-HARRISBURG UPDATES -
By Rep. Anita Kulik
With elections coming up, the end of this session cycle is approaching in the Pennsylvania House of Representatives.
Any bills – and there are hundreds – which did not receive consideration in the past two years, will effectively “die” in committee.
Numerous other bills came out of committees and will hopefully be considered by the senate and the governor before the session year ends.
With only a couple of weeks left in Harrisburg, the house considered several bills for floor vote.
Every once in a while, we come across a law that at one point in our state’s history had relevance, but now seems oddly out of place.
Act 49 of 1933 is one such law. This law prohibited any person, association, etc. from staging or engaging in any baseball or football games on a Sunday before 2 p.m. or after 6 p.m. unless the voters in the municipality had voted in favor of such games on a Sunday.
The penalty for violating this prohibition was a fine not to exceed $10, which back in 1933 would have been a rather large sum. If you failed to pay the fine, you could go to jail for up to five days.
This past week, close to 90 years after passage, the House voted to repeal this law. Could any of us imagine a Sunday without the NFL or youth games?
Applying for medical assistance, especially for the elderly and their families can be a daunting task.
Nursing home residents are especially vulnerable to uncertainties and misunderstandings. Most people do not understand the process of protecting assets when entering a nursing home, nor do they understand their rights with regards to their assets.
While nursing facilities provide information for residents, it has not been clear to patients or their families that they have the right to consult an attorney at these critical times.
House Bill 1693, which passed from the House, will require a notice to a resident of a nursing home that they reserve the right to consult and hire an attorney of their choice to apply for medical assistance.
Understanding the process of applying for assistance and what assets are subject to disclosure is confusing for most of us.
This bill will make it clear to those entering care and their families that they have a right to talk to a lawyer and seek aid outside of the facility before signing away assets.
The House Veterans Affairs and Emergency Preparedness Committee met and addressed issues of importance to our first responders.

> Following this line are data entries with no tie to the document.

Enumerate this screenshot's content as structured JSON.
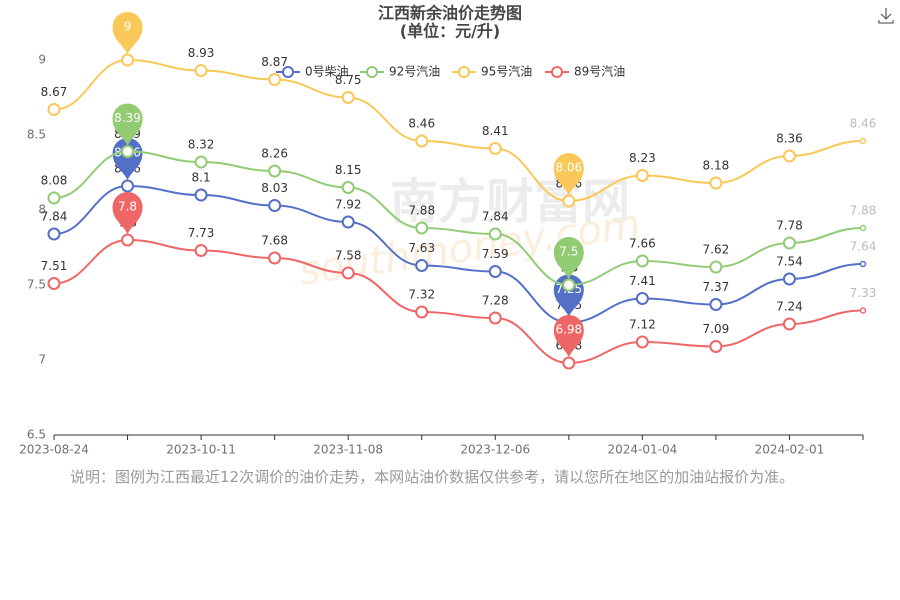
{
  "chart_data": {
    "type": "line",
    "title": "江西新余油价走势图",
    "subtitle": "(单位：元/升)",
    "categories": [
      "2023-08-24",
      null,
      "2023-10-11",
      null,
      "2023-11-08",
      null,
      "2023-12-06",
      null,
      "2024-01-04",
      null,
      "2024-02-01",
      null
    ],
    "series": [
      {
        "name": "0号柴油",
        "color": "#5470c6",
        "values": [
          7.84,
          8.16,
          8.1,
          8.03,
          7.92,
          7.63,
          7.59,
          7.25,
          7.41,
          7.37,
          7.54,
          7.64
        ]
      },
      {
        "name": "92号汽油",
        "color": "#91cc75",
        "values": [
          8.08,
          8.39,
          8.32,
          8.26,
          8.15,
          7.88,
          7.84,
          7.5,
          7.66,
          7.62,
          7.78,
          7.88
        ]
      },
      {
        "name": "95号汽油",
        "color": "#fac858",
        "values": [
          8.67,
          9,
          8.93,
          8.87,
          8.75,
          8.46,
          8.41,
          8.06,
          8.23,
          8.18,
          8.36,
          8.46
        ]
      },
      {
        "name": "89号汽油",
        "color": "#ee6666",
        "values": [
          7.51,
          7.8,
          7.73,
          7.68,
          7.58,
          7.32,
          7.28,
          6.98,
          7.12,
          7.09,
          7.24,
          7.33
        ]
      }
    ],
    "ylim": [
      6.5,
      9
    ],
    "yticks": [
      6.5,
      7,
      7.5,
      8,
      8.5,
      9
    ],
    "grid": false,
    "smooth": true,
    "legend": "top",
    "watermark": [
      "南方财富网",
      "southmoney.com"
    ]
  },
  "note": "说明：图例为江西最近12次调价的油价走势，本网站油价数据仅供参考，请以您所在地区的加油站报价为准。"
}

With rising costs of operations, supplies and training, some of our fire and EMS departments, along with their municipal governments are making hard decisions on either mergers or closures. For some of our smaller municipalities, these are the realities.
Fire and emergency medical service companies across the state apply yearly for grants which are automatically given when the company applies.
The concern had been that when there is a merger, the “new” company loses out on the grant from a former company.
A law had previously been passed that allowed the merged company to receive the grant from the former company for a period of 10 years.
The house has now passed a bill to allow this to continue in perpetuity. Once passed into law, this will provide much-needed help to our first responders.